IDIOT SAINT CRAZY ORCHESTRA

Par aSk

Suite à notre échange fleuve d’avec Valentin Carette (cf. interview en ligne + ILLICO!#58), on a rouvert les vannes avec lui à l’occasion de la prochaine date d’IDIOT SAINT CRAZY ORCHESTRA en compagnie d’Acid Mothers Temple & The Melting Paraiso U.F.O., fondé par le légendaire guitariste Kawabata Makoto.

Où en es-tu avec IDIOT SAINT CRAZY ORCHESTRA vs toi solo ? Est-ce que ces deux orientations sont toujours aussi poreuses, ou bien le groupe s’affirme-t-il davantage ? 
Valentin Carette : Plus ça avance et plus la « frontière » est claire. Mais rien n’est jamais figé. ISCO tend vers une musique de plus en plus énergique et s’est resserré vers une musique plus immédiate, dirigée vers la scène. Alors que mon projet solo est de plus en plus intime et intimiste. Même si j’ai mis beaucoup de mon intériorité dans ISCO, il s’agit d’un vrai groupe où le sens de la musique est partagé en trio. Les points communs restent l’ouverture à différents styles musicaux et un certain goût pour l’étrange et la recherche sonore. 

Iscommunication est paru en novembre 2023. Y a-t-il eu des changements majeurs par rapport aux albums précédents (processus, vos rôles respectifs, voire instrumentarium) ?
Pour le précédent album The Sea Of Paradise, il s’agissait de morceaux préexistants au format groupe, et je n’avais pas envie d’en modifier la structure mais d’apporter la vie que seul un groupe qui fait vibrer des fréquences dans une pièce arrive à donner. Pour Iscommunication, je suis arrivé avec des idées ouvertes, des thèmes, des riffs, des envies, en ayant en tête de ne pas clôturer le sens pour qu’Antonin et Antoine puissent avoir de la place. Le processus de finalisation de l’album et l’enregistrement ont été un vrai plaisir (ce qui est assez rare pour le souligner), et en live je prends parfois plus de plaisir à écouter Antoine et Antonin ou à faire quelques glitchs tordus pendant un solo de batterie qu’à jouer mes parties qui restent harassantes (synthé au pied, changement d’effet, traits musicaux non guitaristiques parfois…). Nous avons voulu, avec ce disque, retrouver le power trio du premier E.P. On n’a pas pu s’empêcher d’augmenter le groupe d’un quatrième musicien virtuel.
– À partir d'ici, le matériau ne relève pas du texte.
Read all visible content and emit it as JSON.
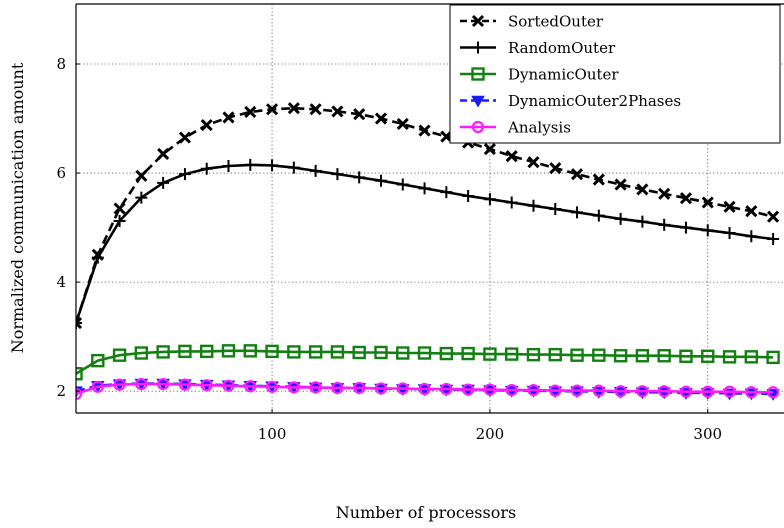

Antoine joue des parties de batterie et de synthé en simultané, et moi aussi, sur certains titres. Cela nous demande une concentration énorme, même si on s’est enfin libérés des « bandes sonores clickées » qui rendaient parfois nos sets un peu froids et distants. Il y a, sur le disque, peu de choses qu’on ne peut faire en live. C’était l’idée.

Cet album a-t-il été enregistré en prise live, du moins pour certaines parties ?
Pas vraiment. Cela dit, Antoine (batterie) a fait toutes ses prises, quasiment, en une prise… Quand on écoute un morceau comme «Foolish» qui fait une dizaine de minutes avec quinze changements de tempos ou de signatures rythmiques plus un solo, je dis chapeau. Antonin et moi, on a miséré un peu plus mais on est allés assez vite pour tout boucler. Et au mixage, j’ai essayé de bien exploiter les micros « Room » pour donner un côté vivant.

Pas de voix, ni de sample ici. Pourquoi ce choix ?
En effet, pour les raisons évoquées plus haut. Pour pouvoir rejouer les morceaux en live tels quels, sans clicks, et en prenant un plaisir plus immédiat.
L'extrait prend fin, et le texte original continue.